1軒目は、赤磐市の中心部にある「E-flat(イーフラット)」さん。市役所の方に地元のものが食べられるお店を伺ったところ、こちらを教えていただきました。評判通り野菜がとにかくおいしい! ノンアルコールドリンクが豊富なのは、クルマ社会ならではですね。
2軒目は「手打ちそば処 沢正庵(たくしょうあん)」さん。市が発行する情報誌に、「蕎麦好きが高じて脱サラ・移住したご主人が営む行列のできる蕎麦屋」として紹介されていたのですが、さすが蕎麦好き、おいしいの一言です。そして店内の雰囲気も素晴らしい。囲炉裏のある座敷で、癒しの時間を過ごしました。
3軒目は「石窯パン工房 麦のひげ」。店の前に人が溜まっているのが見えたので、「おいしいに違いない!」と思って行ってみると案の定、岡山市内からも買い物客が来る超有名店とのこと。お店の中は所狭しとパンが置かれ、お味も最高でした。
4軒目は「中華そば専門店 仙助」。コクと深みのある豚骨ベースのスープが人気の秘訣。スープはこれ1種類で、トッピングがたまご、もやしなんてベーシックなものから、唐揚げ、ジャンボ餃子、とんかつとバラエティ豊かです。
でも、もちろん赤磐の魅力は食だけではありません。そこで私は、地元のみなさんと交流すべく、二組のご家族の元で農業体験をさせてもらいました。
町の魅力は、地元の人との交流抜きにしては語れない
この記事の読者の中に、「トラクターに乗ったことがある人」はいったい何人いるでしょうか。旅好きの私は今までいろんな乗り物に乗ってきましたが、さすがにトラクターは初めてです(笑)
千葉から移住して農業を営む糸曽さんご夫妻の指導で、なんとかまっすぐ進むことができました。

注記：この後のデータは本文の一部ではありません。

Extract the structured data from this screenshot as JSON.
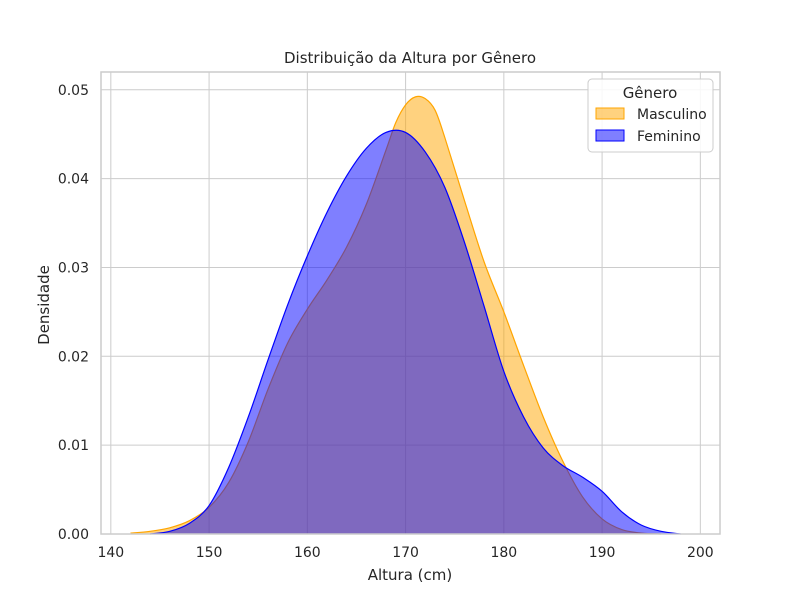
{
  "chart_data": {
    "type": "area",
    "title": "Distribuição da Altura por Gênero",
    "xlabel": "Altura (cm)",
    "ylabel": "Densidade",
    "xlim": [
      139,
      202
    ],
    "ylim": [
      0,
      0.052
    ],
    "xticks": [
      140,
      150,
      160,
      170,
      180,
      190,
      200
    ],
    "yticks": [
      0.0,
      0.01,
      0.02,
      0.03,
      0.04,
      0.05
    ],
    "xtick_labels": [
      "140",
      "150",
      "160",
      "170",
      "180",
      "190",
      "200"
    ],
    "ytick_labels": [
      "0.00",
      "0.01",
      "0.02",
      "0.03",
      "0.04",
      "0.05"
    ],
    "grid": true,
    "legend_placement": "top-right",
    "legend_title": "Gênero",
    "series": [
      {
        "name": "Masculino",
        "fill": "#ffa500",
        "fill_opacity": 0.5,
        "stroke": "#ffa500",
        "x": [
          142,
          144,
          146,
          148,
          150,
          152,
          154,
          156,
          158,
          160,
          162,
          164,
          166,
          168,
          169,
          170,
          171,
          172,
          173,
          174,
          176,
          178,
          180,
          182,
          184,
          186,
          188,
          190,
          192,
          194,
          196
        ],
        "y": [
          0.0001,
          0.0003,
          0.0007,
          0.0015,
          0.003,
          0.0058,
          0.0104,
          0.0163,
          0.0215,
          0.0253,
          0.0286,
          0.0323,
          0.0371,
          0.0432,
          0.0463,
          0.0483,
          0.0492,
          0.049,
          0.0477,
          0.0446,
          0.0375,
          0.0306,
          0.025,
          0.019,
          0.0132,
          0.0082,
          0.0042,
          0.0017,
          0.0005,
          0.0001,
          0.0
        ]
      },
      {
        "name": "Feminino",
        "fill": "#0000ff",
        "fill_opacity": 0.5,
        "stroke": "#0000ff",
        "x": [
          144,
          146,
          148,
          150,
          152,
          154,
          156,
          158,
          160,
          162,
          164,
          166,
          168,
          170,
          172,
          174,
          176,
          178,
          180,
          182,
          184,
          186,
          188,
          190,
          192,
          194,
          196,
          198
        ],
        "y": [
          0.0,
          0.0003,
          0.0012,
          0.0032,
          0.0075,
          0.0132,
          0.0196,
          0.0258,
          0.0313,
          0.0362,
          0.0403,
          0.0434,
          0.0452,
          0.0452,
          0.043,
          0.039,
          0.0328,
          0.0256,
          0.0183,
          0.0132,
          0.0097,
          0.0077,
          0.0064,
          0.0048,
          0.0025,
          0.001,
          0.0003,
          0.0
        ]
      }
    ]
  }
}
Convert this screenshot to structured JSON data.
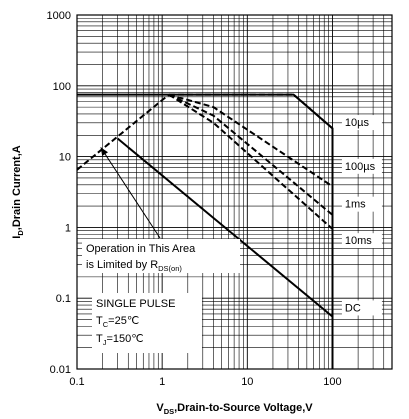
{
  "chart_data": {
    "type": "line",
    "title": "",
    "xlabel_main": "V",
    "xlabel_sub": "DS",
    "xlabel_rest": ",Drain-to-Source Voltage,V",
    "ylabel_main": "I",
    "ylabel_sub": "D",
    "ylabel_rest": ",Drain Current,A",
    "xscale": "log",
    "yscale": "log",
    "xlim": [
      0.1,
      500
    ],
    "ylim": [
      0.01,
      1000
    ],
    "grid": true,
    "xticks": [
      0.1,
      1,
      10,
      100
    ],
    "xtick_labels": [
      "0.1",
      "1",
      "10",
      "100"
    ],
    "yticks": [
      0.01,
      0.1,
      1,
      10,
      100,
      1000
    ],
    "ytick_labels": [
      "0.01",
      "0.1",
      "1",
      "10",
      "100",
      "1000"
    ],
    "rds_limit": {
      "style": "dashed",
      "points": [
        [
          0.1,
          6.5
        ],
        [
          1.2,
          75
        ]
      ]
    },
    "series": [
      {
        "name": "10µs",
        "style": "solid",
        "points": [
          [
            0.1,
            75
          ],
          [
            35,
            75
          ],
          [
            100,
            25
          ],
          [
            100,
            0.01
          ]
        ]
      },
      {
        "name": "10µs",
        "style": "dashed",
        "points": [
          [
            1.2,
            75
          ],
          [
            35,
            75
          ],
          [
            100,
            25
          ]
        ]
      },
      {
        "name": "100µs",
        "style": "dashed",
        "points": [
          [
            1.2,
            75
          ],
          [
            4,
            50
          ],
          [
            100,
            3.8
          ]
        ]
      },
      {
        "name": "1ms",
        "style": "dashed",
        "points": [
          [
            1.2,
            75
          ],
          [
            4,
            38
          ],
          [
            100,
            1.5
          ]
        ]
      },
      {
        "name": "10ms",
        "style": "dashed",
        "points": [
          [
            1.2,
            75
          ],
          [
            4,
            30
          ],
          [
            100,
            0.95
          ]
        ]
      },
      {
        "name": "DC",
        "style": "solid",
        "points": [
          [
            0.3,
            18
          ],
          [
            100,
            0.055
          ]
        ]
      }
    ],
    "series_labels": [
      {
        "text": "10µs",
        "at": [
          140,
          27
        ]
      },
      {
        "text": "100µs",
        "at": [
          140,
          6.5
        ]
      },
      {
        "text": "1ms",
        "at": [
          140,
          1.9
        ]
      },
      {
        "text": "10ms",
        "at": [
          140,
          0.58
        ]
      },
      {
        "text": "DC",
        "at": [
          140,
          0.065
        ]
      }
    ],
    "annotations": {
      "operation_line1": "Operation in This Area",
      "operation_line2_prefix": "is Limited by R",
      "operation_line2_sub": "DS(on)",
      "pulse_line1": "SINGLE PULSE",
      "tc_prefix": "T",
      "tc_sub": "C",
      "tc_value": "=25℃",
      "tj_prefix": "T",
      "tj_sub": "J",
      "tj_value": "=150℃"
    }
  }
}
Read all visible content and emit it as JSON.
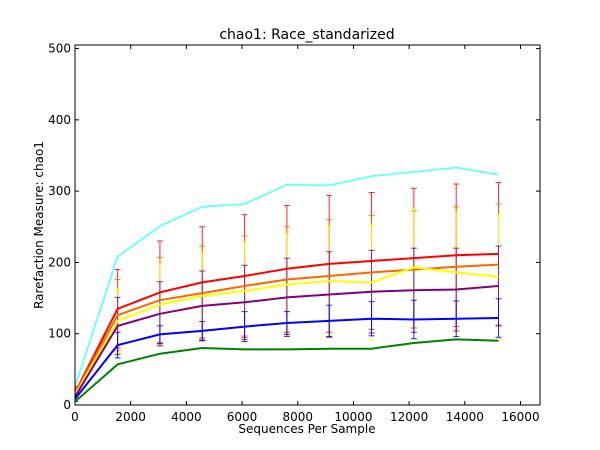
{
  "chart_data": {
    "type": "line",
    "title": "chao1: Race_standarized",
    "xlabel": "Sequences Per Sample",
    "ylabel": "Rarefaction Measure: chao1",
    "xlim": [
      0,
      16700
    ],
    "ylim": [
      0,
      505
    ],
    "xticks": [
      0,
      2000,
      4000,
      6000,
      8000,
      10000,
      12000,
      14000,
      16000
    ],
    "yticks": [
      0,
      100,
      200,
      300,
      400,
      500
    ],
    "grid": false,
    "legend": "none",
    "x": [
      10,
      1530,
      3050,
      4570,
      6090,
      7610,
      9130,
      10650,
      12170,
      13690,
      15210
    ],
    "series": [
      {
        "color": "#00ffff",
        "values": [
          27,
          208,
          251,
          278,
          282,
          309,
          308,
          321,
          327,
          333,
          323
        ],
        "errors": null
      },
      {
        "color": "#ff0000",
        "values": [
          18,
          135,
          158,
          172,
          181,
          191,
          198,
          202,
          206,
          210,
          212
        ],
        "errors": [
          8,
          55,
          72,
          78,
          86,
          89,
          96,
          96,
          98,
          100,
          100
        ]
      },
      {
        "color": "#ff6600",
        "values": [
          17,
          126,
          147,
          157,
          167,
          176,
          181,
          186,
          190,
          194,
          197
        ],
        "errors": [
          7,
          50,
          60,
          66,
          70,
          74,
          79,
          80,
          82,
          84,
          85
        ]
      },
      {
        "color": "#ffff00",
        "values": [
          15,
          118,
          141,
          153,
          160,
          169,
          174,
          172,
          193,
          186,
          180
        ],
        "errors": [
          6,
          45,
          57,
          62,
          68,
          72,
          77,
          81,
          83,
          85,
          87
        ]
      },
      {
        "color": "#800080",
        "values": [
          12,
          111,
          128,
          139,
          144,
          151,
          155,
          159,
          161,
          162,
          167
        ],
        "errors": [
          5,
          40,
          45,
          49,
          52,
          55,
          60,
          58,
          59,
          58,
          56
        ]
      },
      {
        "color": "#0000ff",
        "values": [
          9,
          84,
          99,
          104,
          110,
          115,
          118,
          121,
          120,
          121,
          122
        ],
        "errors": [
          4,
          18,
          12,
          13,
          21,
          16,
          22,
          24,
          27,
          25,
          27
        ]
      },
      {
        "color": "#008000",
        "values": [
          5,
          57,
          72,
          80,
          78,
          78,
          79,
          79,
          87,
          92,
          90
        ],
        "errors": null
      }
    ]
  }
}
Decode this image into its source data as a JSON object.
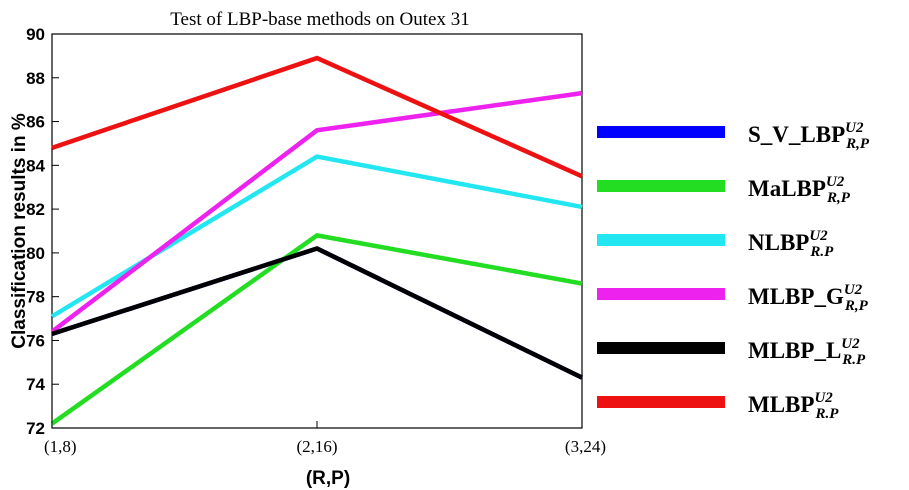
{
  "chart_data": {
    "type": "line",
    "title": "Test of LBP-base methods on Outex 31",
    "xlabel": "(R,P)",
    "ylabel": "Classification results in %",
    "categories": [
      "(1,8)",
      "(2,16)",
      "(3,24)"
    ],
    "ylim": [
      72,
      90
    ],
    "yticks": [
      72,
      74,
      76,
      78,
      80,
      82,
      84,
      86,
      88,
      90
    ],
    "grid": false,
    "legend_position": "right",
    "series": [
      {
        "name": "S_V_LBP",
        "sup": "U2",
        "sub": "R,P",
        "color": "#0000ff",
        "values": [
          76.3,
          80.2,
          74.3
        ]
      },
      {
        "name": "MaLBP",
        "sup": "U2",
        "sub": "R,P",
        "color": "#22dd22",
        "values": [
          72.2,
          80.8,
          78.6
        ]
      },
      {
        "name": "NLBP",
        "sup": "U2",
        "sub": "R.P",
        "color": "#22e6f0",
        "values": [
          77.1,
          84.4,
          82.1
        ]
      },
      {
        "name": "MLBP_G",
        "sup": "U2",
        "sub": "R,P",
        "color": "#ee22ee",
        "values": [
          76.4,
          85.6,
          87.3
        ]
      },
      {
        "name": "MLBP_L",
        "sup": "U2",
        "sub": "R.P",
        "color": "#000000",
        "values": [
          76.3,
          80.2,
          74.3
        ]
      },
      {
        "name": "MLBP",
        "sup": "U2",
        "sub": "R.P",
        "color": "#ee1111",
        "values": [
          84.8,
          88.9,
          83.5
        ]
      }
    ]
  }
}
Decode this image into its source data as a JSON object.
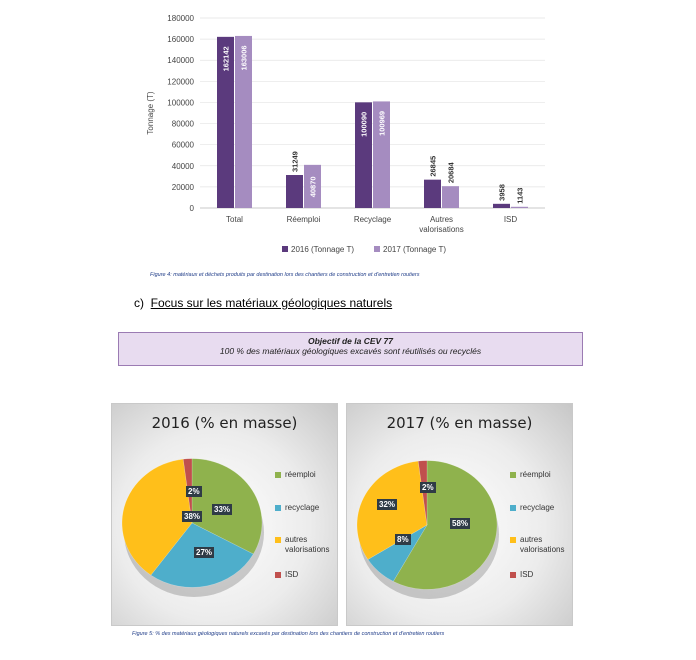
{
  "bar_chart": {
    "yaxis_label": "Tonnage (T)",
    "legend": [
      "2016 (Tonnage T)",
      "2017 (Tonnage T)"
    ],
    "caption": "Figure 4: matériaux et déchets produits par destination lors des chantiers de construction et d'entretien routiers"
  },
  "section_heading": {
    "letter": "c)",
    "text": "Focus sur les matériaux géologiques naturels"
  },
  "objective_box": {
    "title": "Objectif de la CEV 77",
    "text": "100 % des matériaux géologiques excavés sont réutilisés ou recyclés"
  },
  "pie_caption": "Figure 5: % des matériaux géologiques naturels excavés par destination lors des chantiers de construction et d'entretien routiers",
  "legend_labels": [
    "réemploi",
    "recyclage",
    "autres valorisations",
    "ISD"
  ],
  "colors": {
    "c2016": "#5b3a7d",
    "c2017": "#a58cc0",
    "reemploi": "#8fb24d",
    "recyclage": "#4eaecb",
    "autres": "#ffbf1a",
    "isd": "#c0504d"
  },
  "chart_data": [
    {
      "type": "bar",
      "categories": [
        "Total",
        "Réemploi",
        "Recyclage",
        "Autres valorisations",
        "ISD"
      ],
      "series": [
        {
          "name": "2016 (Tonnage T)",
          "values": [
            162142,
            31249,
            100090,
            26845,
            3958
          ]
        },
        {
          "name": "2017 (Tonnage T)",
          "values": [
            163006,
            40870,
            100969,
            20684,
            1143
          ]
        }
      ],
      "ylabel": "Tonnage (T)",
      "ylim": [
        0,
        180000
      ],
      "yticks": [
        "0",
        "20000",
        "40000",
        "60000",
        "80000",
        "100000",
        "120000",
        "140000",
        "160000",
        "180000"
      ],
      "grid": true,
      "legend_position": "bottom"
    },
    {
      "type": "pie",
      "title": "2016 (% en masse)",
      "labels": [
        "réemploi",
        "recyclage",
        "autres valorisations",
        "ISD"
      ],
      "values": [
        33,
        27,
        38,
        2
      ],
      "data_labels": [
        "33%",
        "27%",
        "38%",
        "2%"
      ],
      "legend_position": "right"
    },
    {
      "type": "pie",
      "title": "2017 (% en masse)",
      "labels": [
        "réemploi",
        "recyclage",
        "autres valorisations",
        "ISD"
      ],
      "values": [
        58,
        8,
        32,
        2
      ],
      "data_labels": [
        "58%",
        "8%",
        "32%",
        "2%"
      ],
      "legend_position": "right"
    }
  ]
}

トラクターの次は、エンドウ豆の芽の周りにビニールテープを巻くお手伝い。エンドウ豆は放っておくとつるが上に伸びず収穫が大変になるそうです。そのため、上に伸びるようにビニールテープで補助するのだそう。農業って本当に手間暇かかりますね! お百姓さんには頭が上がらないです。
続いて、糸曽さんがお世話になっている小引さんの畑でネギの収穫体験。ネギの白いところは元々土に埋まっている部分なので、引き抜くのに思いのほか力がいります。それでも普段しなれないことをやるのは面白いものです。夢中になって抜きました。
暮らしに必要なものは、みんなここにそろっていた
農業体験をさせてくれた糸曽さんの奥様は、赤磐市の移住コンシェルジュも務めています。糸曽さんはジャカルタ生まれ。各地を転々としながら過ごし、赤磐に来る前は千葉に住んでいたそうです。
移住のきっかけは2011年の東日本大震災。発災後に日々の暮らしについて深く考えるようになり、中でも「衣食住の中でも最も大切なのは食だ」と考えたそうです。一方で、日本の農業は衰退していくばかり。そこで「国産の野菜を残すためにも、自分で農業をしたい。」という思いに至って、移住先を探はじめたとのこと。そうして縁もゆかりもない赤磐を選んだ糸曽さんに、「なぜ赤磐だったのか」を聞いてみました。
『移住先の条件として、農業ができる環境で、かつ7つの条件がそろうところと決めていました。
・自転車で行ける範囲に駅がある。
・その駅を通るのはJRなどの廃線の心配がない路線である。
・家の近くに郵便局があって、郵便の面でもお金の管理面でもやりやすい環境である。
・家から徒歩圏にスーパーがある。
・家の近くに市役所があって、移住する上での手続きがしやすい。
・子供がいるので、家の近くに学校がある。
・高速道路のインターが近くにある、空港までのアクセスが良いなど、交通の便がいい
これを満たしてくれたのが赤磐でした。』
『それに、赤磐は地理的にとても恵まれています。晴れの日が多い岡山県にあって、自然もたくさん残っているのに岡山市に隣接しているので利便性も高い。四国にも日本海側にも大阪にも2時間程度で遊びに行ける。私たちにとって暮らしに必要なものは、みんな赤磐にそろっていたのです。』
確かに、糸曽さんの言うとおりだと思いました。赤磐をめぐっていて、私はふと「暮らしの拠点」という言葉が思い浮かびました。適度に田舎で適度に都会で、昔からの住人がいる一方で移住者にも開けていて、食も豊かで気候も温暖。移住先を考えている人には、ぜひ一度行ってみてほしい町です。丁寧に対応してくれる市役所のみなさんと、移住の先輩たちが待っています。